As a “J” on the Myers-Briggs personality inventory, I like to have things finished, all tied up in a neat little package. I’ve stayed up late many nights with a good book, to see how it turned out. That’s why I was so surprised to realize that part of my current fascination with the mystery of the Ascension is precisely that it is unfinished. I’ve decided that, from a literary point of view, sometimes endings are best (or more powerful) if you stop just short of them–if you catch just one beautiful moment and hang onto it.

Take the iconic image at the end of the film Thelma and Louise: the car sailing off the cliff in an upward arc. None of the probable endings for that movie were “satisfactory,” so the film artist chose to show the two women suspended in the moment of their greatest freedom, their greatest moment of bonding in friendship.
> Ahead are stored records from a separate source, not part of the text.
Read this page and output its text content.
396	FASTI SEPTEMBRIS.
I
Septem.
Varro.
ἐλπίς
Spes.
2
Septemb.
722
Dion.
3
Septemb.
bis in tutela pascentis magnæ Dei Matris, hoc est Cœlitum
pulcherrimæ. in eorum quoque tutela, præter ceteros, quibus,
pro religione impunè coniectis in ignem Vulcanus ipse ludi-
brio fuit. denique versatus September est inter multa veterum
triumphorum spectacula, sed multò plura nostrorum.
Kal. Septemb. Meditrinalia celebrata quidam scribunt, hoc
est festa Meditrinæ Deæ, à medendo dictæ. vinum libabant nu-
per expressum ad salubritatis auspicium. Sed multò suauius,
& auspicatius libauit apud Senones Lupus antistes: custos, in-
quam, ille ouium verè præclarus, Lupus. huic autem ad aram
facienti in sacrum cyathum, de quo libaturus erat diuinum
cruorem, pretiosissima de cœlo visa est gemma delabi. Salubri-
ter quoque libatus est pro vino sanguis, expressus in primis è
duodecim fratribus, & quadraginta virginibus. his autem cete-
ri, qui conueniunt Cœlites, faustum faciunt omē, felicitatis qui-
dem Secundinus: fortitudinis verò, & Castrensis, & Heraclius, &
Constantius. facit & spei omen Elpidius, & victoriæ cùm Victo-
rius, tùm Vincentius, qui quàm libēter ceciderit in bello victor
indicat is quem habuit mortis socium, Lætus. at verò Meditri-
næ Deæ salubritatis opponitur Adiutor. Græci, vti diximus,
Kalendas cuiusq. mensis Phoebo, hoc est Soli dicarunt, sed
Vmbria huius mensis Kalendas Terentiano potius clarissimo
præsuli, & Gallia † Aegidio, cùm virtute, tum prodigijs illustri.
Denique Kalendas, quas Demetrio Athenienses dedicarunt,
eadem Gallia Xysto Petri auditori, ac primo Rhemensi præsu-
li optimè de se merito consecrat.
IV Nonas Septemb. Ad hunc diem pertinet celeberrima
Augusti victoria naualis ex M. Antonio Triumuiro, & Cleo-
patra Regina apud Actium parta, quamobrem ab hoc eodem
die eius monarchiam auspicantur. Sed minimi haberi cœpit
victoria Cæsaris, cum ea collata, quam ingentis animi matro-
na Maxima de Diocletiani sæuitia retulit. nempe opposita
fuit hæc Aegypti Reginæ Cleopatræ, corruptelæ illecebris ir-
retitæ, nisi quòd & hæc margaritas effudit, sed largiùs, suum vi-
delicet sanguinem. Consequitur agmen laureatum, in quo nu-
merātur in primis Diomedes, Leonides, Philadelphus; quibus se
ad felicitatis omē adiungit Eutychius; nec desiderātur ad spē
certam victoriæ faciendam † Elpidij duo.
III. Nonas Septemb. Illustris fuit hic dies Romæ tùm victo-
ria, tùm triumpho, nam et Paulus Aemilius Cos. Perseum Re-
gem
I chose not to view my mother’s body–disfigured in a fatal car accident–so my last image of her was from eight months previously, as she strode vigorously through the Albuquerque bus station, in the afterglow of a satisfying day watching Nixon resign, and eating / shopping in Old Town, just the two of us. Some would no doubt question this way of dealing with grief, but for me it fit.

We can’t imagine what happens next after Jesus is taken up to heaven, so for us he is caught in that moment forever. What if he had stayed on earth after the Resurrection, becoming an old man and dying an old man’s death? A less satisfactory ending of the story? But again, there is in us that human need to hear “the rest of the story”… and that is why we have Pentecost. Happy feast of the Holy Spirit to you all!